Durante a implacável estação das monções em Bangladesh, Daca é submersa várias vezes ao mês. Os esgotos sobrecarregados entupem-se e a cidade baixa enche-se de água como uma banheira. Jornais como o Dhaka Tribune lamentam a inundação com fotos de ônibus alagados e citações de viajantes e especialistas urbanos desanimados: “Dhaka debaixo de água novamente”; “É a mesma velha história.”
Nos lados das estradas, na chuva ofuscante, o exército de limpadores de esgotos vai ao trabalho. Alguns bambus de bambu espetam-se nos buracos do esgoto. Outros são mergulhados, semi-nus, na sujeira líquida e forçados a retirar o lodo com as próprias mãos. “O pior trabalho do mundo”, declarou a mídia global no ano passado, depois que fotos dos trabalhadores mergulhados no lixo ficaram virais.

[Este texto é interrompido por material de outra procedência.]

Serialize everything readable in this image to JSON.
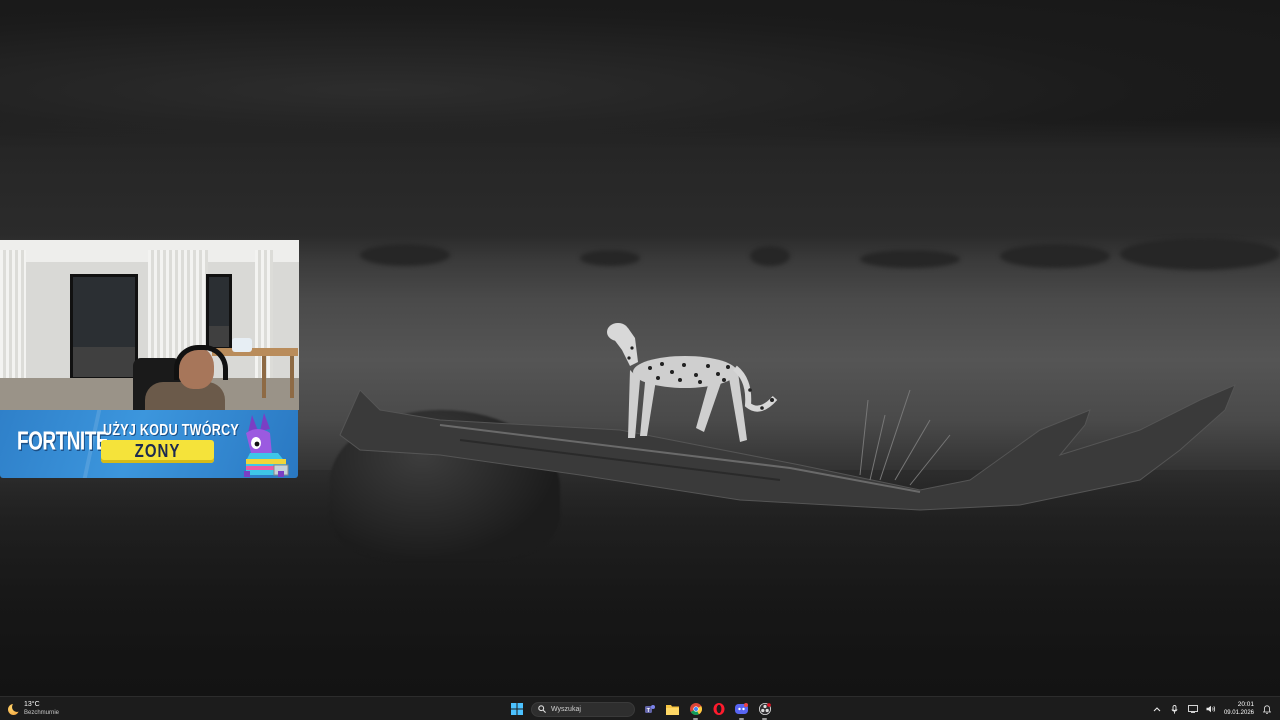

De acordo com o Habitat da ONU, Daca é a cidade mais movimentada do mundo. Com mais de 44.500 pessoas dividindo cada quilômetro quadrado de espaço, e mais migrando das áreas rurais todos os dias, a capital está literalmente estourando pelas costuras – e pelos esgotos. Os limpadores, que ganham cerca de £225 por mês, arriscam sua saúde e suas vidas para sustentar a infra-estrutura que está gemendo sob o peso da população.
Muitas pessoas, poucos recursos
O excesso de população é geralmente definido como o estado de ter mais pessoas em um lugar que pode viver confortavelmente, ou mais do que os recursos disponíveis podem atender. Por essa medida, Daca é um exemplo de livro didático.
“Há cidades maiores do que Daca no mundo”, diz o Prof. Nurun Nabi, diretor de projetos do departamento de ciências populacionais da Universidade de Daca (“Eles me chamam de Population Man. Like Superman”, diz ele). “Mas se você falar em termos das características e natureza da cidade, Daca é a megacidade que mais cresce no mundo, em termos de tamanho populacional”
Cidades podem ser densamente povoadas sem serem superpovoadas. Singapura, uma ilha pequena, tem uma alta densidade populacional – cerca de 10.200 por km2 – mas poucas pessoas a chamariam de superpovoada. A cidade cresceu para acomodar seus residentes em arranha-céus, alguns com telhados “sky-gardens” e pistas de corrida.
O excesso de população acontece quando uma cidade cresce mais rápido do que pode ser administrada.
‘Sou forçado a fazer este trabalho’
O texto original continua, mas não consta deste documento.